Mongolia Will ‘Walk the Walk’ to Revive Economy in Crisis
In the face of the current crisis, Mongolia cut spending and requested support from the IMF. To turn the economy around, the new government aims to lure foreign money to pay for stalled infrastructure and mining projects.
“It’s important to not only talk the talk, but to walk the walk, and that’s what we intend to do,’’ Foreign Minister Munkh-Orgil Tsend, said last week in Ulaanbaatar. “By end of the first half of next year we will have brought in most of the investment projects that have been in the pipeline for many years, including Tavan Tolgoi,’’ he said, referring to Mongolia’s largest coking coal deposit.
The crisis began after prices for Mongolia’s commodity exports fell and the budget deficit expanded. Disputes with foreign investors such as Rio Tinto Group also delayed spending on new mining projects and investment collapsed, hitting tax revenues, growth and the currency.
The tugrik has fallen 19 percent this year, reaching an all-time low of 2479 to the dollar last week. The budget deficit is also widening – with the shortfall at $905 million in the first nine months of this year, compared to $435 million in the same period a year ago.
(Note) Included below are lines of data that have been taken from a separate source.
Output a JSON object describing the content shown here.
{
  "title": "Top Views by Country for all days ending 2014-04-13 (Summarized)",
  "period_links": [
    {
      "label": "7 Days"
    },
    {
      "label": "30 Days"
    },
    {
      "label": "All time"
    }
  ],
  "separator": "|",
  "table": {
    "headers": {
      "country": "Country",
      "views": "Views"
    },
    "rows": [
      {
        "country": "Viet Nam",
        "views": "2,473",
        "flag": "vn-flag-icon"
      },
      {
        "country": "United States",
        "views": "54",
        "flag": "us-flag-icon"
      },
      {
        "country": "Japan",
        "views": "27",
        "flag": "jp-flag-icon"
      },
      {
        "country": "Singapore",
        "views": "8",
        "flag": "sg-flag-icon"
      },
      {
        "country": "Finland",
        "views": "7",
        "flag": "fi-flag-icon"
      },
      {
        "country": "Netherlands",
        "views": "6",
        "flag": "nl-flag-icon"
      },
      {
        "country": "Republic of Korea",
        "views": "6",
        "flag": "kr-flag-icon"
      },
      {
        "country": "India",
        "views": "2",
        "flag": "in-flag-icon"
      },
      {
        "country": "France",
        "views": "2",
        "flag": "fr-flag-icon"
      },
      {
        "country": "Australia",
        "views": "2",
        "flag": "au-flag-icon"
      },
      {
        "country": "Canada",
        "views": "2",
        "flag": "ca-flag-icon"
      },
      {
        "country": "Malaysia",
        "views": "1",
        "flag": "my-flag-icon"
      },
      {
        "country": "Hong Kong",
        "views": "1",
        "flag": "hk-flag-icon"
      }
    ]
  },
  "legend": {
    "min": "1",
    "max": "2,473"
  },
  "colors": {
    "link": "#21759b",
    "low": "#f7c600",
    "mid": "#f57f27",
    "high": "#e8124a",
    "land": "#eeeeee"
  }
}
Development of Tavan Tolgoi includes the construction of a 240-kilometer long railway from the mine site to the Chinese border, as well as coal-handling preparation plant, plus power and water supply facilities. The government is planning talks this month with China Shenhua Energy Co., part of a consortium of companies tapped to develop the mine, according to Ganbat Dangaa, the roads and transport minister.
More on the crisis in Mongolia
The talks have been delayed for more than a year after the previous government failed to win backing from Parliament for a deal with the consortium. If talks fail again, the government will “have to invite another bidder for the project,’’ said Munkh-Orgil.
An IMF program, which could be in place by February, may be followed by bilateral loan agreements from partner countries including China and Japan, the foreign minister said. An IMF program is considered a stopgap measure before big foreign investment projects can move forward, said Munkh-Orgil.
In addition to Tavan Tolgoi, Munkh-Orgil said he supports cooperating with China in its One Belt One Road initiative. Mongolia’s parallel project, the Steppe Initiative, envisions five economic corridors running across Mongolia linking China to Russia with highways, railroads and pipelines.
“We are working with Chinese and Russian partners to develop these projects. We see ourselves as a bridge, as a nation that can bring others together,’’ said Munkh-Orgil. “It’s an important issue and we want to be part of it, we want to benefit from it.’’
“We are looking to create a fiscal political regime that is both stable and attractive to both foreign and domestic investors,’’ Munkh-Orgil said. “If we have some long-term policy agreement with the IMF and then major projects are set in motion, that would be the biggest advertisement’’ for the nation, he said.